La réduction d’impôt est prolongée dans le cadre d’un investissement dans une PME

Le Parlement national s’est penché récemment sur le sujet relatif à l’investissement dans les PME. Il a notamment validé la prolongation de la réduction d’impôt d’une année supplémentaire. Voici les informations qu’il faut savoir sur la teneur de la décision.

Une baisse fiscale qui passe de 18 % à 25 %

L’ancienne loi qui consacre un avantage fiscal de 18 % aux particuliers ayant investi leur argent dans les PME prendra fin au 31 décembre 2020. Pendant que l’on s’achemine vers cette fatidique échéance, l’Assemblée nationale a récemment procédé à la relecture de cette loi. Cette séance a abouti à la décision de prorogation de la réduction d’impôt jusqu’à l’année prochaine.

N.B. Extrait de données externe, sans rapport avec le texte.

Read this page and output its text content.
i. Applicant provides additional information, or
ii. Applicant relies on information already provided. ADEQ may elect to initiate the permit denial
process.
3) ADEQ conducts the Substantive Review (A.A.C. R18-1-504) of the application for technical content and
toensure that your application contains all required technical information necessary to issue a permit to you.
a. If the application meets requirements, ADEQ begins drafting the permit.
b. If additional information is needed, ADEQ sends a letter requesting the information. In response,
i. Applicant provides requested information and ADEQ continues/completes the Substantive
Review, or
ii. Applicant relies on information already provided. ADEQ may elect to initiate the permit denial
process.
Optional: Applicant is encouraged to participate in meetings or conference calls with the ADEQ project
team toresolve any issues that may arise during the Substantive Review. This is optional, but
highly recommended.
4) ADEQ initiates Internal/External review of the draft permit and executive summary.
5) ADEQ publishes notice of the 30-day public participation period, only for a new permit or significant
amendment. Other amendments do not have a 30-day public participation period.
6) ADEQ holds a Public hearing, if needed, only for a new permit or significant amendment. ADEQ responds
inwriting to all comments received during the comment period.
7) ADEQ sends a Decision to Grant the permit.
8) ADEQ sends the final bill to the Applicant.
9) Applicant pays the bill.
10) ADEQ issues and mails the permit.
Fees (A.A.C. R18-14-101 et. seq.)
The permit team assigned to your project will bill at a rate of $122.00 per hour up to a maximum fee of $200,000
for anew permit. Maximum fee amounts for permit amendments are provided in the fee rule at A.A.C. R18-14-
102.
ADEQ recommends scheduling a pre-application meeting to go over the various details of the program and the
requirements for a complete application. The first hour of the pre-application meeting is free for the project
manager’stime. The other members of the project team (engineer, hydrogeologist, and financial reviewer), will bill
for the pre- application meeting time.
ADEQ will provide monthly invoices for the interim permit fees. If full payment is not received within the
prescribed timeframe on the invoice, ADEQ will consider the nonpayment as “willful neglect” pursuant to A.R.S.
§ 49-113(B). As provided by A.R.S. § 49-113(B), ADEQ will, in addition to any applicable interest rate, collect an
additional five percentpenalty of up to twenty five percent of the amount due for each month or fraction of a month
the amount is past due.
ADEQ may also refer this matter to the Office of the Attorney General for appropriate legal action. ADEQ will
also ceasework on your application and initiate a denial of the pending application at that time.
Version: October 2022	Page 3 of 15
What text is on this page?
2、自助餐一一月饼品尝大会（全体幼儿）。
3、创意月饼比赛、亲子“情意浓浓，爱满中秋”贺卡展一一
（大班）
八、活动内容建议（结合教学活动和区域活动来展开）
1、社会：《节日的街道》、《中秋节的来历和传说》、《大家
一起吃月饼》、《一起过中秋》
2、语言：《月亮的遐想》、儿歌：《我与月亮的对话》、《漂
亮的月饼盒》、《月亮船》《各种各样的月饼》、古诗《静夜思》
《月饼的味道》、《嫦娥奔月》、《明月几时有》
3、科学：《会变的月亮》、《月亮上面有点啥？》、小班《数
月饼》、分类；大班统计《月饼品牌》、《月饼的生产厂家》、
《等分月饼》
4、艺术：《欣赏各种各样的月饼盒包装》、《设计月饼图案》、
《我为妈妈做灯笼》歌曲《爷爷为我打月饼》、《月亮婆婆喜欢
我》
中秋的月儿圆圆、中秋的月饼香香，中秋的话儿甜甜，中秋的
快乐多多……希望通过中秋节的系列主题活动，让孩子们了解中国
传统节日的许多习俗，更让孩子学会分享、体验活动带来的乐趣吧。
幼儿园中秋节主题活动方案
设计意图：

C’était à la faveur du vote du projet de loi de finances que cette révision eut lieu. Les députés de la majorité ont unanimement validé cette proposition portée par l’honorable Laurent Saint-Martin. Notons que cette modification de la loi apporte des bénéfices aux particuliers et aux entreprises. Pour les particuliers, le gouvernement assure à leur égard un allègement fiscal à hauteur de 25 % du montant mis à contribution. Tandis que pour les PME, cette loi constitue une manière pour elles de consolider leurs capitaux. Faut-il rappeler que la conjoncture est l’un des facteurs-clés qui a inspiré les députés.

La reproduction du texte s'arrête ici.